At this year's ACM Symposium on the Theory of Computing, MIT researchers will present a new algorithm for solving graph Laplacians that is not only faster than its predecessors, but also drastically simpler. "The 2004 paper required fundamental innovations in multiple branches of mathematics and computer science, but it ended up being split into three papers that I think were 130 pages in aggregate," says Jonathan Kelner, an associate professor of applied mathematics at MIT who led the new research. "We were able to replace it with something that would fit on a blackboard."
The MIT researchers—Kelner; Lorenzo Orecchia, an instructor in applied mathematics; and Kelner's students Aaron Sidford and Zeyuan Zhu—believe that the simplicity of their algorithm should make it both faster and easier to implement in software than its predecessors. But just as important is the simplicity of their conceptual analysis, which, they argue, should make their result much easier to generalize to other contexts.
A graph Laplacian is a matrix—a big grid of numbers—that describes a graph, a mathematical abstraction common in computer science. A graph is any collection of nodes, usually depicted as circles, and edges, depicted as lines that connect the nodes. In a logistics problem, the nodes might represent tasks to be performed, while in an online recommendation engine, they might represent titles of movies.
In many graphs, the edges are "weighted," meaning that they have different numbers associated with them. Those numbers could represent the cost—in time, money or energy—of moving from one step to another in a complex logistical operation, or they could represent the strength of the correlations between the movie preferences of customers of an online video service.
The Laplacian of a graph describes the weights between all the edges, but it can also be interpreted as a series of linear equations. Solving those equations is crucial to many techniques for analyzing graphs.
One intuitive way to think about graph Laplacians is to imagine the graph as a big electrical circuit and the edges as resistors. The weights of the edges describe the resistance of the resistors; solving the Laplacian tells you how much current would flow between any two points in the graph.
Earlier approaches to solving graph Laplacians considered a series of ever-simpler approximations of the graph of interest.
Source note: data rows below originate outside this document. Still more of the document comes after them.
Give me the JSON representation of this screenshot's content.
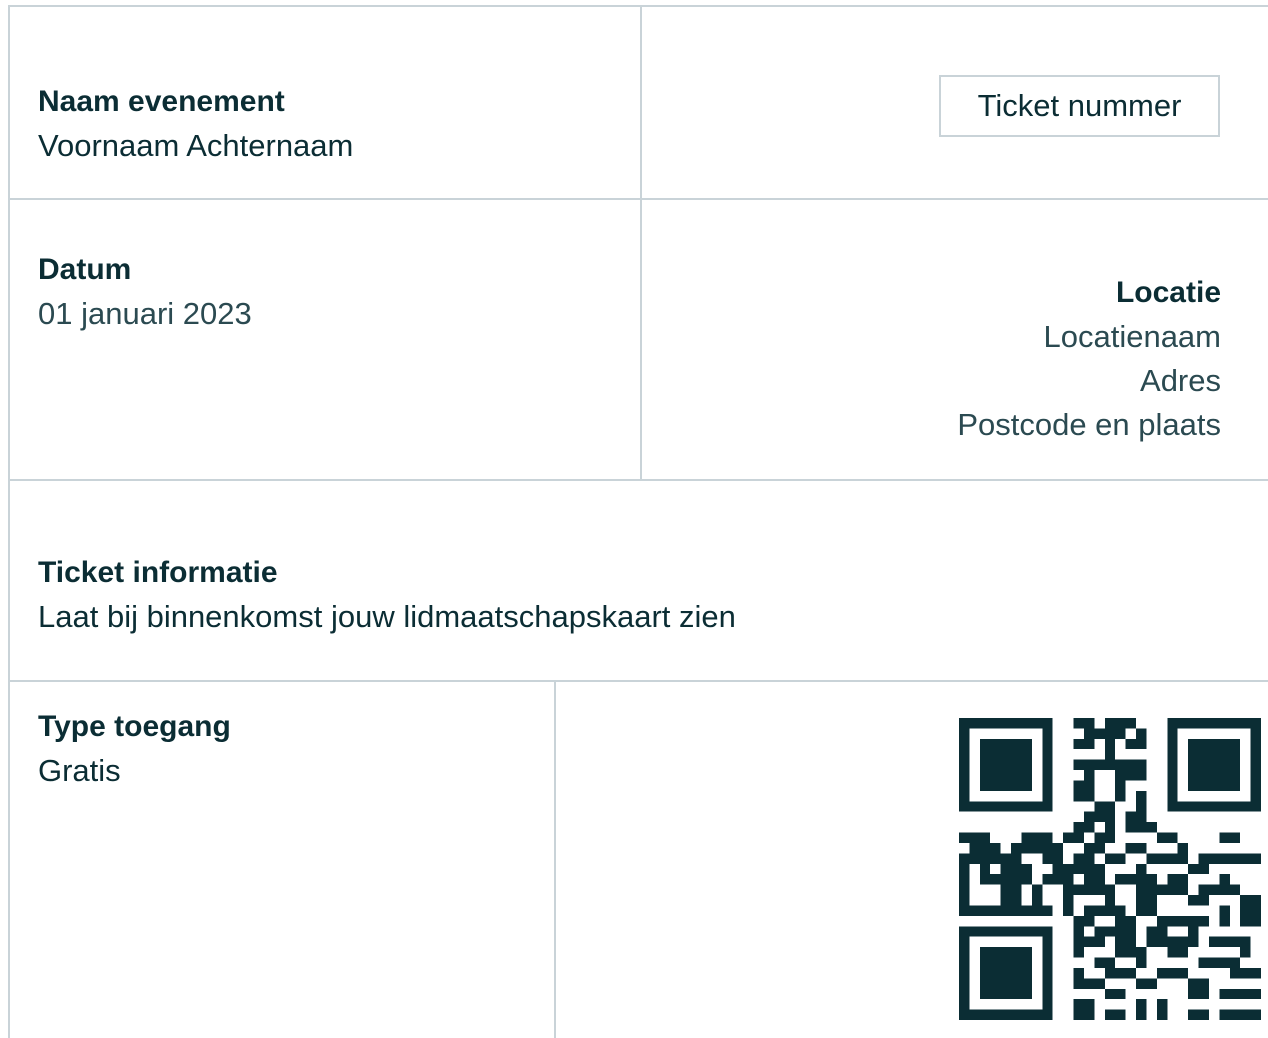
{
  "event": {
    "label": "Naam evenement",
    "attendee": "Voornaam Achternaam"
  },
  "ticket_number": {
    "label": "Ticket nummer"
  },
  "date": {
    "label": "Datum",
    "value": "01 januari 2023"
  },
  "location": {
    "label": "Locatie",
    "name": "Locatienaam",
    "address": "Adres",
    "postal_city": "Postcode en plaats"
  },
  "ticket_info": {
    "label": "Ticket informatie",
    "value": "Laat bij binnenkomst jouw lidmaatschapskaart zien"
  },
  "access_type": {
    "label": "Type toegang",
    "value": "Gratis"
  },
  "colors": {
    "text": "#0b2d34",
    "divider": "#c9d3d8",
    "qr": "#0b2d34"
  }
}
Solving the simplest provided a good approximation of the next simplest, which provided a good approximation of the next simplest, and so on. But the rules for constructing the sequence of graphs could get very complex, and proving that the solution of the simplest was a good approximation of the most complex required considerable mathematical ingenuity.
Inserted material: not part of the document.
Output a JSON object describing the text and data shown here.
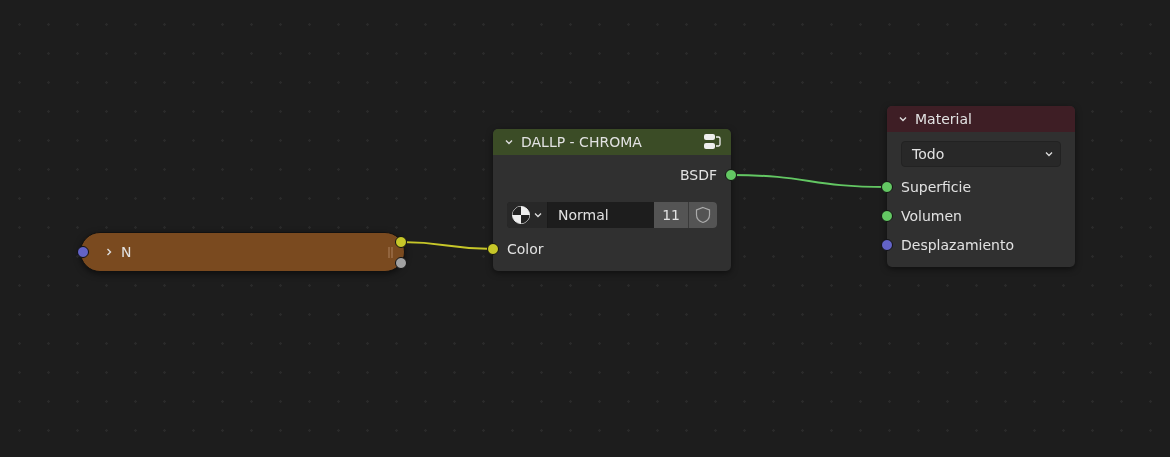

The MIT researchers' approach is much more straightforward. The first thing they do is find a "spanning tree" for the graph. A tree is a particular kind of graph that has no closed loops. A family tree is a familiar example; there, a loop might mean that someone was both parent and sibling to the same person. A spanning tree of a graph is a tree that touches all of the graph's nodes but dispenses with the edges that create loops. Efficient algorithms for constructing spanning trees are well established.
The spanning tree in hand, the MIT algorithm then adds back just one of the missing edges, creating a loop. A loop means that two nodes are connected by two different paths; on the circuit analogy, the voltage would have to be the same across both paths. So the algorithm sticks in values for current flow that balance the loop. Then it adds back another missing edge and rebalances.
In even a simple graph, values that balance one loop could imbalance another one. But the MIT researchers showed that, remarkably, this simple, repetitive process of adding edges and rebalancing will converge on the solution of the graph Laplacian. Nor did the demonstration of that convergence require sophisticated mathematics: "Once you find the right way of thinking about the problem, everything just falls into place," Kelner explains.